The Bishop of Rome, however, as the head of the episcopal college by Christ's will, is the first herald of the Faith, to whom falls the task of teaching revealed truth and of showing how it is to be applied in human behaviour. His is the primal responsibility for spreading the Faith in the world.

The Successor of Peter has carried out this doctrinal mission by issuing a continual series of oral and written interventions, which constitute the ordinary exercise of the Magisterium as the teaching of the truth to be believed and to be translated into practice (fidem et mores). The acts which express this Magisterium may be more or less frequent and may take differing forms, depending on the needs of the day, the requirements of particular situations, the possibilities and means available, and the methodologies and techniques of communication; but, given that they derive from an explicit or implicit intention to pronounce on matters of faith and morals, they are connected to the mandate received by Peter and invested with the authority conferred on him by Christ.

To discharge this task, the Successor of Peter, in personal form but with institutional authority, expresses the 'rule of the Faith', which all members of the Universal Church ought to keep - the faithful at large, catechists, teachers of religion, theologians - in seeking the meaning of the permanent contents of the Christian faith, or in relation to discussions that arise within and without the ecelesial community on various points or on the whole corpus of doctrine.

True, everyone in the Church, and theologians especially, is called to carry out this task of constant clarification and explanation.

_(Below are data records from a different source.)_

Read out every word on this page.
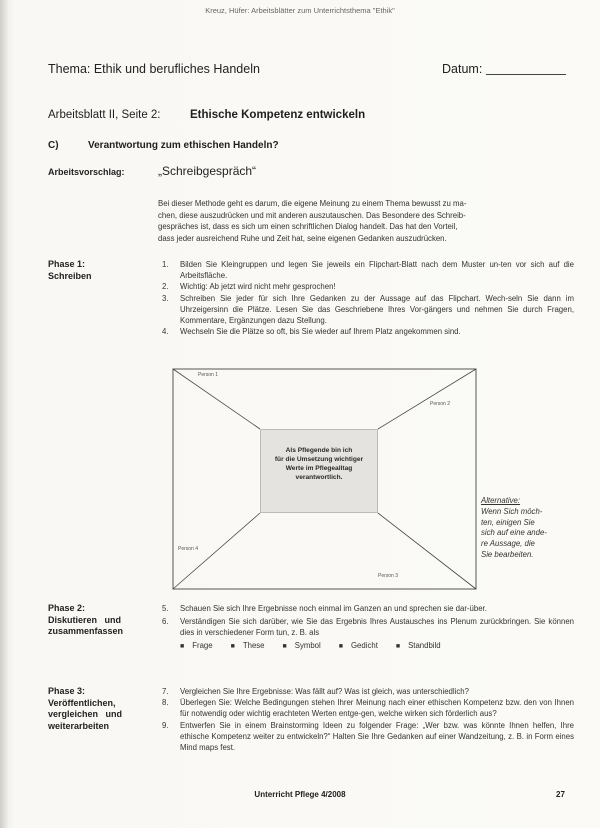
Kreuz, Hüfer: Arbeitsblätter zum Unterrichtsthema "Ethik"
Thema: Ethik und berufliches Handeln	Datum:
Arbeitsblatt II, Seite 2:	Ethische Kompetenz entwickeln
C)	Verantwortung zum ethischen Handeln?
Arbeitsvorschlag:	„Schreibgespräch“
Bei dieser Methode geht es darum, die eigene Meinung zu einem Thema bewusst zu ma-
chen, diese auszudrücken und mit anderen auszutauschen. Das Besondere des Schreib-
gespräches ist, dass es sich um einen schriftlichen Dialog handelt. Das hat den Vorteil,
dass jeder ausreichend Ruhe und Zeit hat, seine eigenen Gedanken auszudrücken.
Phase 1:
Schreiben
1. Bilden Sie Kleingruppen und legen Sie jeweils ein Flipchart-Blatt nach dem Muster un-ten vor sich auf die Arbeitsfläche.
2. Wichtig: Ab jetzt wird nicht mehr gesprochen!
3. Schreiben Sie jeder für sich Ihre Gedanken zu der Aussage auf das Flipchart. Wech-seln Sie dann im Uhrzeigersinn die Plätze. Lesen Sie das Geschriebene Ihres Vor-gängers und nehmen Sie durch Fragen, Kommentare, Ergänzungen dazu Stellung.
4. Wechseln Sie die Plätze so oft, bis Sie wieder auf Ihrem Platz angekommen sind.
Als Pflegende bin ich
für die Umsetzung wichtiger
Werte im Pflegealltag
verantwortlich.
Person 1
Person 2
Person 3
Person 4
Alternative:
Wenn Sich möch-
ten, einigen Sie
sich auf eine ande-
re Aussage, die
Sie bearbeiten.
Phase 2:
Diskutieren   und
zusammenfassen
5. Schauen Sie sich Ihre Ergebnisse noch einmal im Ganzen an und sprechen sie dar-über.
6. Verständigen Sie sich darüber, wie Sie das Ergebnis Ihres Austausches ins Plenum zurückbringen. Sie können dies in verschiedener Form tun, z. B. als
■ Frage	■ These	■ Symbol	■ Gedicht	■ Standbild
Phase 3:
Veröffentlichen,
vergleichen   und
weiterarbeiten
7. Vergleichen Sie Ihre Ergebnisse: Was fällt auf? Was ist gleich, was unterschiedlich?
8. Überlegen Sie: Welche Bedingungen stehen Ihrer Meinung nach einer ethischen Kompetenz bzw. den von Ihnen für notwendig oder wichtig erachteten Werten entge-gen, welche wirken sich förderlich aus?
9. Entwerfen Sie in einem Brainstorming Ideen zu folgender Frage: „Wer bzw. was könnte Ihnen helfen, Ihre ethische Kompetenz weiter zu entwickeln?“ Halten Sie Ihre Gedanken auf einer Wandzeitung, z. B. in Form eines Mind maps fest.
Unterricht Pflege 4/2008	27
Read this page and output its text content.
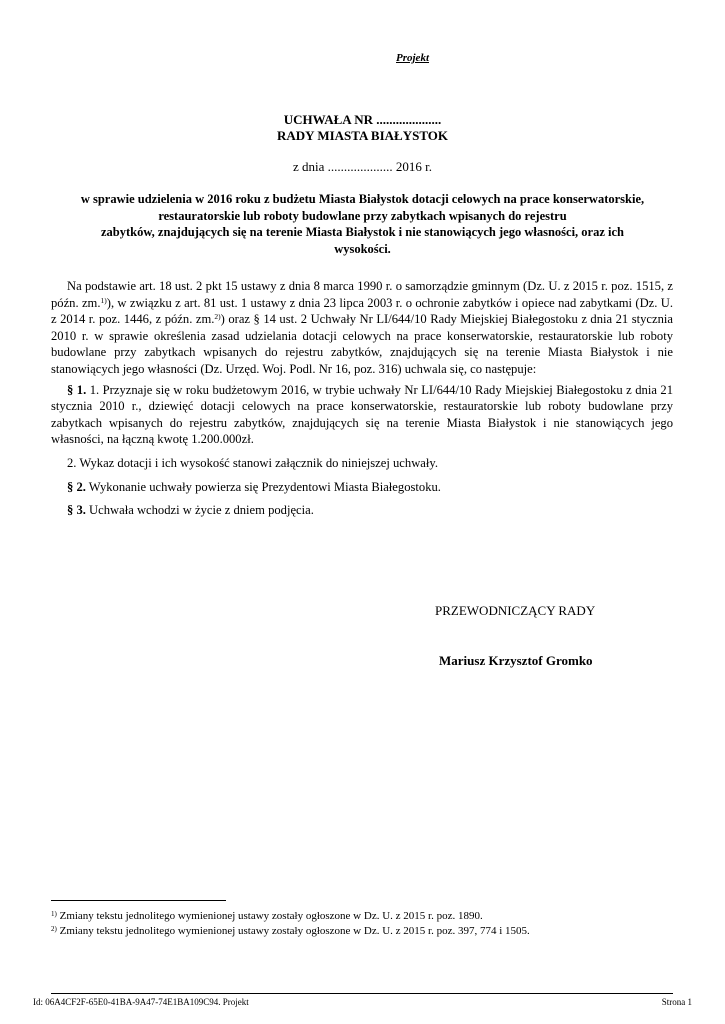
Projekt
UCHWAŁA NR ....................
RADY MIASTA BIAŁYSTOK
z dnia .................... 2016 r.
w sprawie udzielenia w 2016 roku z budżetu Miasta Białystok dotacji celowych na prace konserwatorskie,
restauratorskie lub roboty budowlane przy zabytkach wpisanych do rejestru
zabytków, znajdujących się na terenie Miasta Białystok i nie stanowiących jego własności, oraz ich
wysokości.

Na podstawie art. 18 ust. 2 pkt 15 ustawy z dnia 8 marca 1990 r. o samorządzie gminnym (Dz. U. z 2015 r. poz. 1515, z późn. zm.$^{1)}$), w związku z art. 81 ust. 1 ustawy z dnia 23 lipca 2003 r. o ochronie zabytków i opiece nad zabytkami (Dz. U. z 2014 r. poz. 1446, z późn. zm.$^{2)}$) oraz § 14 ust. 2 Uchwały Nr LI/644/10 Rady Miejskiej Białegostoku z dnia 21 stycznia 2010 r. w sprawie określenia zasad udzielania dotacji celowych na prace konserwatorskie, restauratorskie lub roboty budowlane przy zabytkach wpisanych do rejestru zabytków, znajdujących się na terenie Miasta Białystok i nie stanowiących jego własności (Dz. Urzęd. Woj. Podl. Nr 16, poz. 316) uchwala się, co następuje:

§ 1. 1. Przyznaje się w roku budżetowym 2016, w trybie uchwały Nr LI/644/10 Rady Miejskiej Białegostoku z dnia 21 stycznia 2010 r., dziewięć dotacji celowych na prace konserwatorskie, restauratorskie lub roboty budowlane przy zabytkach wpisanych do rejestru zabytków, znajdujących się na terenie Miasta Białystok i nie stanowiących jego własności, na łączną kwotę 1.200.000zł.

2. Wykaz dotacji i ich wysokość stanowi załącznik do niniejszej uchwały.

§ 2. Wykonanie uchwały powierza się Prezydentowi Miasta Białegostoku.

§ 3. Uchwała wchodzi w życie z dniem podjęcia.

PRZEWODNICZĄCY RADY
Mariusz Krzysztof Gromko
$^{1)}$ Zmiany tekstu jednolitego wymienionej ustawy zostały ogłoszone w Dz. U. z 2015 r. poz. 1890.
$^{2)}$ Zmiany tekstu jednolitego wymienionej ustawy zostały ogłoszone w Dz. U. z 2015 r. poz. 397, 774 i 1505.
Id: 06A4CF2F-65E0-41BA-9A47-74E1BA109C94. Projekt	Strona 1
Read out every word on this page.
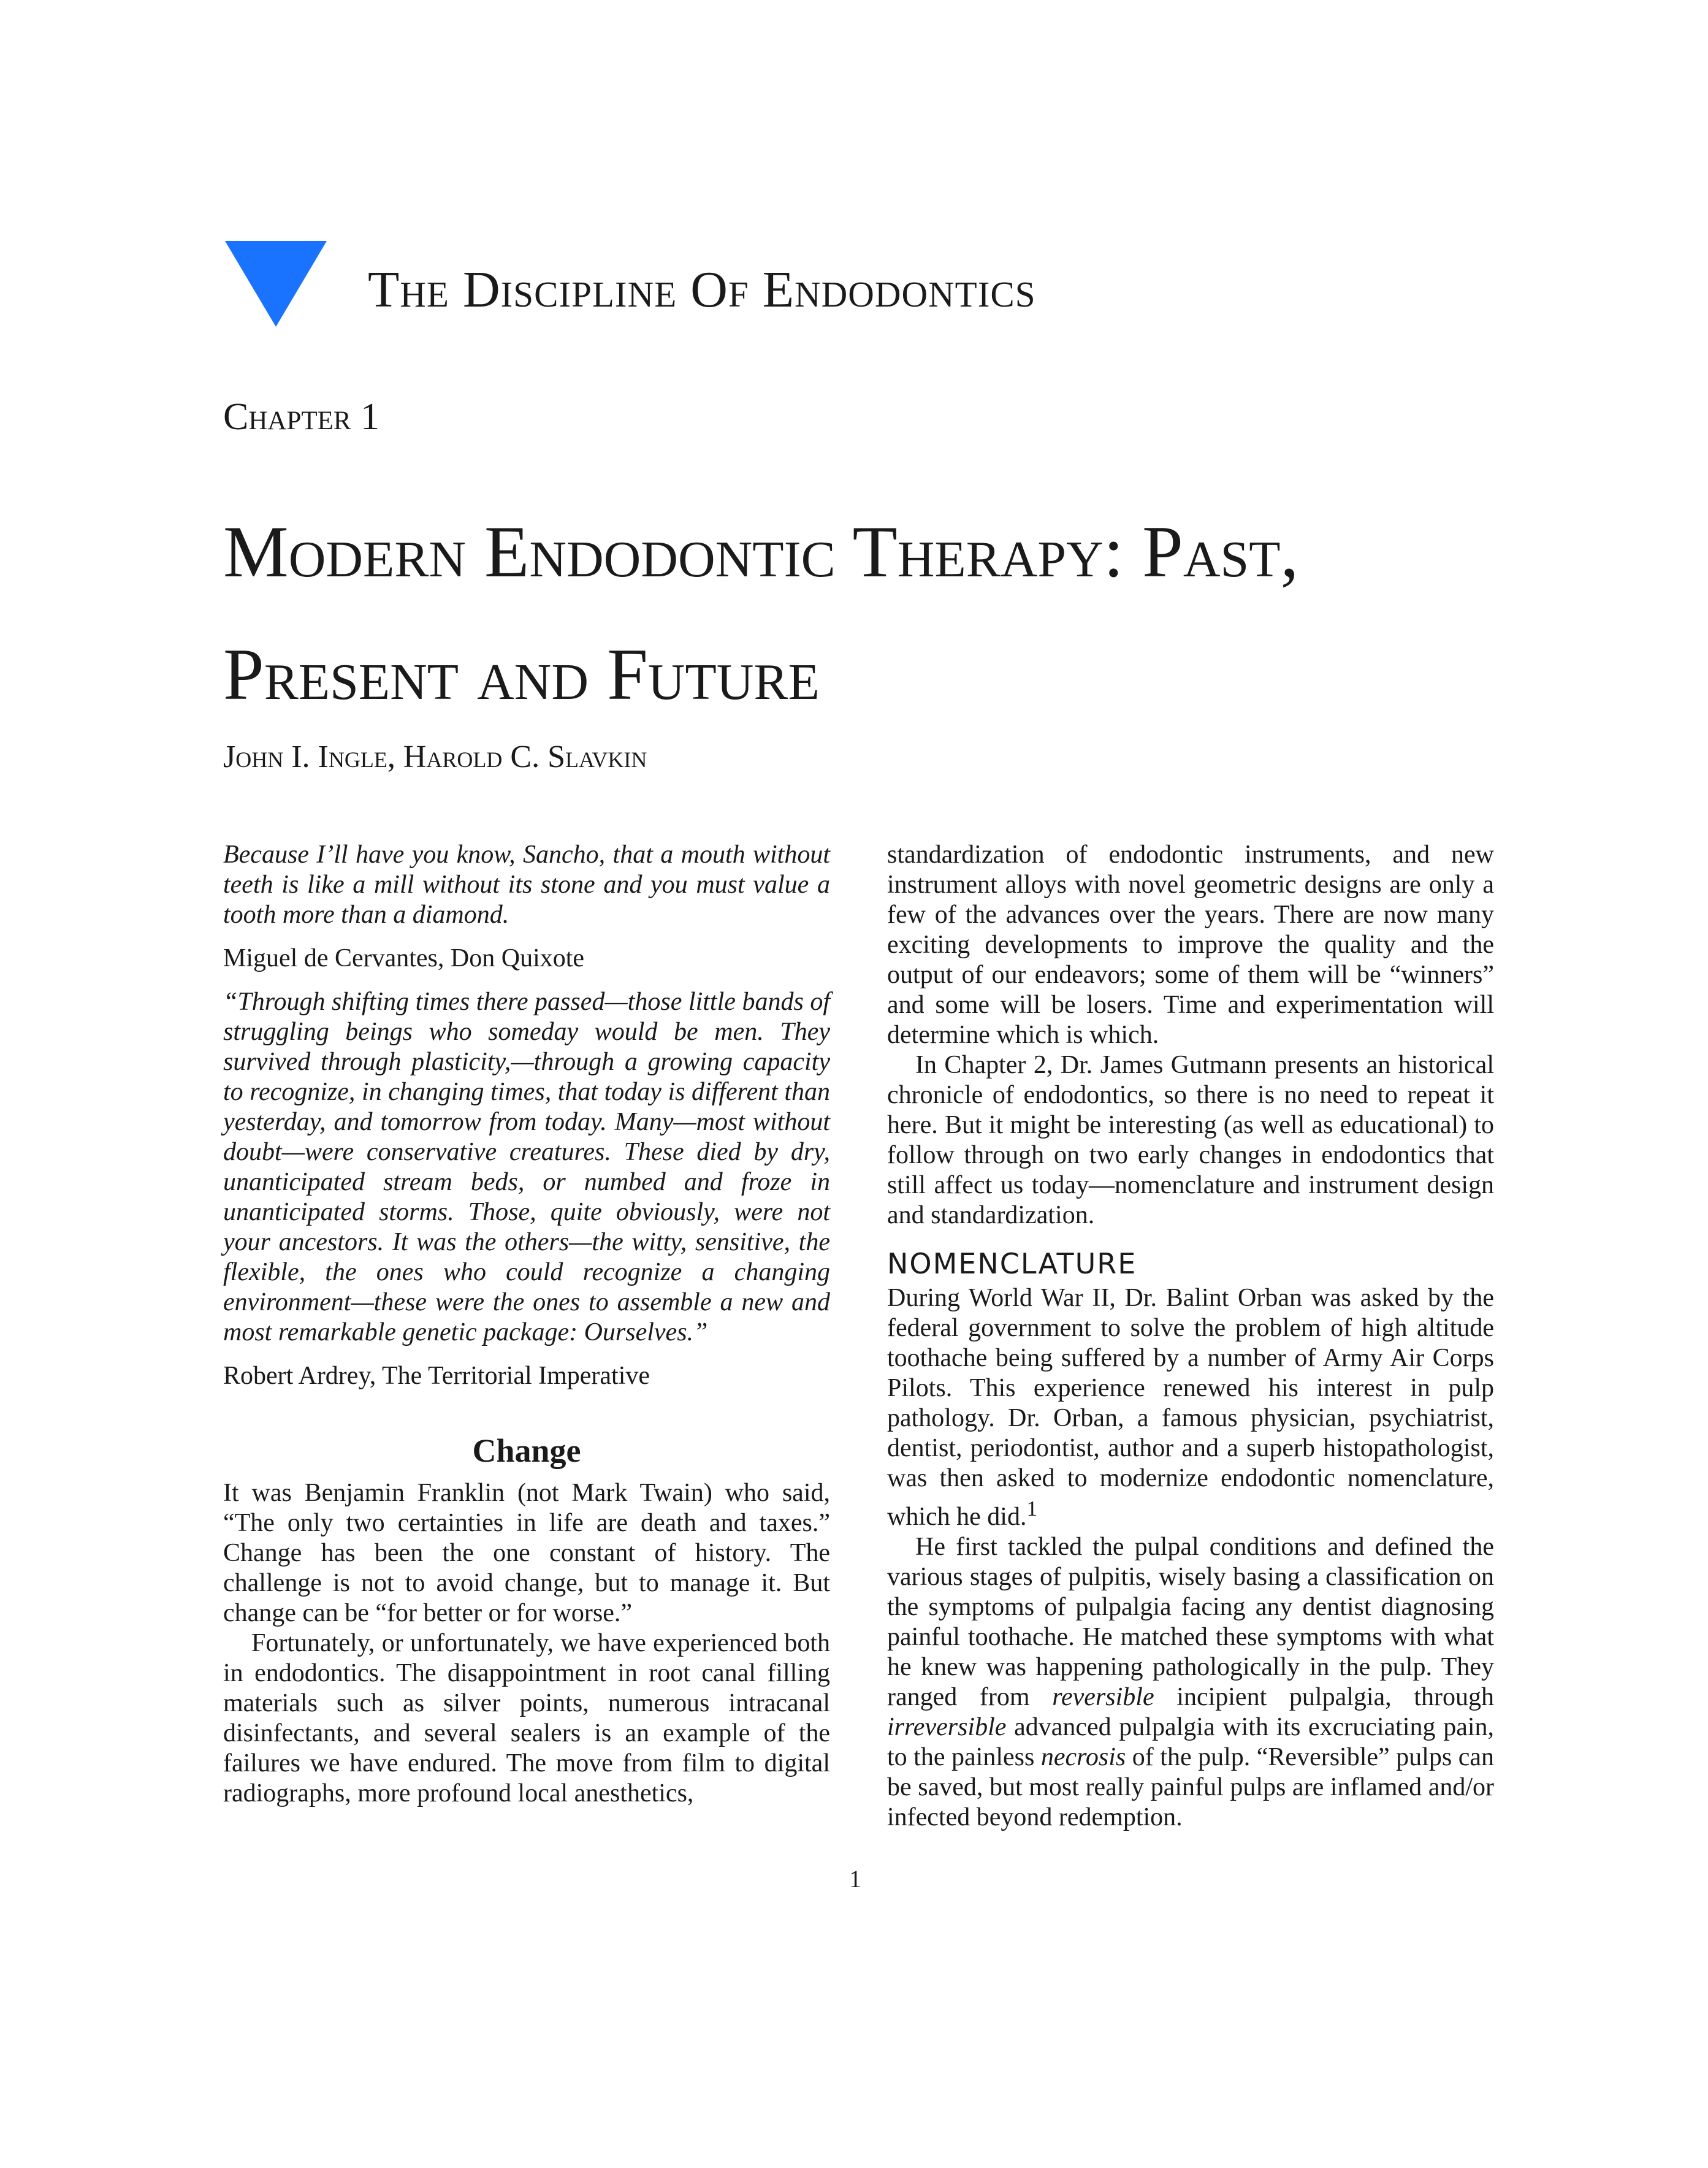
The Discipline Of Endodontics
Chapter 1
Modern Endodontic Therapy: Past,
Present and Future
John I. Ingle, Harold C. Slavkin

Because I’ll have you know, Sancho, that a mouth without teeth is like a mill without its stone and you must value a tooth more than a diamond.

Miguel de Cervantes, Don Quixote

“Through shifting times there passed—those little bands of struggling beings who someday would be men. They survived through plasticity,—through a growing capacity to recognize, in changing times, that today is different than yesterday, and tomorrow from today. Many—most without doubt—were conservative creatures. These died by dry, unanticipated stream beds, or numbed and froze in unanticipated storms. Those, quite obviously, were not your ancestors. It was the others—the witty, sensitive, the flexible, the ones who could recognize a changing environment—these were the ones to assemble a new and most remarkable genetic package: Ourselves.”

Robert Ardrey, The Territorial Imperative

Change

It was Benjamin Franklin (not Mark Twain) who said, “The only two certainties in life are death and taxes.” Change has been the one constant of history. The challenge is not to avoid change, but to manage it. But change can be “for better or for worse.”

Fortunately, or unfortunately, we have experienced both in endodontics. The disappointment in root canal filling materials such as silver points, numerous intracanal disinfectants, and several sealers is an example of the failures we have endured. The move from film to digital radiographs, more profound local anesthetics,

standardization of endodontic instruments, and new instrument alloys with novel geometric designs are only a few of the advances over the years. There are now many exciting developments to improve the quality and the output of our endeavors; some of them will be “winners” and some will be losers. Time and experimentation will determine which is which.

In Chapter 2, Dr. James Gutmann presents an historical chronicle of endodontics, so there is no need to repeat it here. But it might be interesting (as well as educational) to follow through on two early changes in endodontics that still affect us today—nomenclature and instrument design and standardization.

NOMENCLATURE

During World War II, Dr. Balint Orban was asked by the federal government to solve the problem of high altitude toothache being suffered by a number of Army Air Corps Pilots. This experience renewed his interest in pulp pathology. Dr. Orban, a famous physician, psychiatrist, dentist, periodontist, author and a superb histopathologist, was then asked to modernize endodontic nomenclature, which he did.$^1$

He first tackled the pulpal conditions and defined the various stages of pulpitis, wisely basing a classification on the symptoms of pulpalgia facing any dentist diagnosing painful toothache. He matched these symptoms with what he knew was happening pathologically in the pulp. They ranged from reversible incipient pulpalgia, through irreversible advanced pulpalgia with its excruciating pain, to the painless necrosis of the pulp. “Reversible” pulps can be saved, but most really painful pulps are inflamed and/or infected beyond redemption.

1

But the mission of Peter and his successors is to establish and confirm what the Church has received and believed from the beginning, what the Apostles have taught, and what Holy Scripture and Christian tradition have fixed as the matter of faith and as the Christian norm of life. Furthermore, the other pastors of the Church, the
Bishops who are the successors of the Apostles, are 'strengthened' by the Successor of Peter in their fellowship of faith with Christ and in the proper fulfilment of their mission. Thus the magisterium of the Bishop of Rome marks a line of charity and unity for all, which especially in times of maximum communication and discussion - such as our own - is absolutely necessary.

The Roman Pontiff has the mission of protecting Christians from errors in the field of faith and morals, and the duty of guarding the deposit of faith (Cf. 2 Timothy 4:7). Woe to him if he were to fear being criticized or misunderstood. He is charged with hearing witness to Christ, to his word, to his law, to his love. To awareness of his own responsibility in the doctrinal and moral sphere, the Roman Pontiff must add the commitment of being, like Jesus, 'meek andhumble of heart'.